# Finding all possible simple directed graphics given a set of nodes

Is it possible to find all simple directed graphs given a set of nodes? I was thinking of just finding all permutations of an adjacency list of lists. For example, given nodes A, B I can have the adjacency lists:

A | \
B | \

A | B
B | \

A | \
B | A

A | B
B | A


The constraints are: no self loops, simple graph, directed edges

I can probably code up the way I described above, but I wanted to make sure doing this wasn't hitting some sort of fundamental boundary of graph theory or cs.

I was also thinking about using an adjacency matrix where I can store the matrix in row-major or column-major order in a uni-dimensional array of 0s and 1s - permute the uni-dimensional array (which has to be possible) and rebuild the NxM matrix to represent the graph that way.

Apologies that this is more of a discussion than a question, but any advice would be much appreciated!

• Do you want a set of all non-isomorphic directed graphs? Or all directed graphs, period? You do realize that the number grows exponentially and so this won't be feasible unless the number of vertices is very small, right? – D.W. Mar 31 '17 at 7:27
• What are non-isomorphic directed graphs? Yes the number of vertices will be on the order of 10 – Carpetfizz Mar 31 '17 at 13:00
• With 10 vertices, there are $2^{90}$ possible directed graphs -- way too many to enumerate all of them within your lifetime. – D.W. Mar 31 '17 at 17:14
• @D.W. ah, that kills my idea then, thanks for letting me know – Carpetfizz Mar 31 '17 at 17:15

Any of those will work, as long as you view the graphs $A\to B$ and $B\to A$ as different graphs. If you view them as being the same graph, then things are much more complex as you have to either do isomorphism testing or somehow enumerate in a way that doesn't produce isomorphic graphs more than once.
The fundamental barrier is that, in an $n$-vertex digraph has $n(n-1)$ possible edges, each of which may be present or not, so there are $2^{n(n-1)}$ possible digraphs on $n$ vertices. Your program must output all of these which is going to be infeasible for all but small graphs.
• I think you mean $2^{n(n-1)}$ different graphs. – D.W. Mar 31 '17 at 17:14
Enumerate all possible adjacency matrices.

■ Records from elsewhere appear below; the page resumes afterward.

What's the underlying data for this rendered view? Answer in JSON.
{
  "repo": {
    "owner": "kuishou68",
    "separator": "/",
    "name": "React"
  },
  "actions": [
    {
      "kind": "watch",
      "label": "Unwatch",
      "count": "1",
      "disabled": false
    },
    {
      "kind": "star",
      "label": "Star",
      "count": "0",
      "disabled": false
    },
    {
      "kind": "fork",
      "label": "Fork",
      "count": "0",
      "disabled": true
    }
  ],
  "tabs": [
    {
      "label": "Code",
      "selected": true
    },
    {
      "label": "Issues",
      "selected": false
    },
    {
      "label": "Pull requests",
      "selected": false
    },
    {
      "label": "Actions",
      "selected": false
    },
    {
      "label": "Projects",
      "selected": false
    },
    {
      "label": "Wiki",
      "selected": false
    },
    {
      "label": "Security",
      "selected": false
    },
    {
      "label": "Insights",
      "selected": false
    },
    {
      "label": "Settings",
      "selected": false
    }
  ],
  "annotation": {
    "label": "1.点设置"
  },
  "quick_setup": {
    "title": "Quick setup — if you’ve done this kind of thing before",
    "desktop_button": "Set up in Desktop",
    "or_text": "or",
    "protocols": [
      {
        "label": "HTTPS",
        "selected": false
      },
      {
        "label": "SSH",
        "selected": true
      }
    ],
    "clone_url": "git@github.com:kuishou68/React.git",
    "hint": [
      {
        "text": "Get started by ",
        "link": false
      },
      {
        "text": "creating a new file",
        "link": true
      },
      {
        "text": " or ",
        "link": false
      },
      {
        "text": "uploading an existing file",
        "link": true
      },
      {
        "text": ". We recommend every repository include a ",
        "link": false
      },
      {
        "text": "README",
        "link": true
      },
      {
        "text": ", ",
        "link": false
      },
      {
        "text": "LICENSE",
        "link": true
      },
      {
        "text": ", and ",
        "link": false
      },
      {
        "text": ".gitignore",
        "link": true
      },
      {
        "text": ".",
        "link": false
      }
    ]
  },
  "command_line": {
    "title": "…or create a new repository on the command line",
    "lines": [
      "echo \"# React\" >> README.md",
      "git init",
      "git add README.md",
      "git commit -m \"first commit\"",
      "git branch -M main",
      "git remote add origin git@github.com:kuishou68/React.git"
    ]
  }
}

A matrix is a possible adjacency matrix for a directed graph if it is a $n\times n$ matrix with 0 or 1 in every entry, except that the diagonal has to be all zeros. It is easy to enumerate them, because this is equivalent to enumerating all bit-strings of length $n(n-1)$.
Consequently, there are $2^{n(n-1)}$ directed graphs. Thus unless $n$ is very small, the number of such graphs is enormous -- too many to enumerate all of them.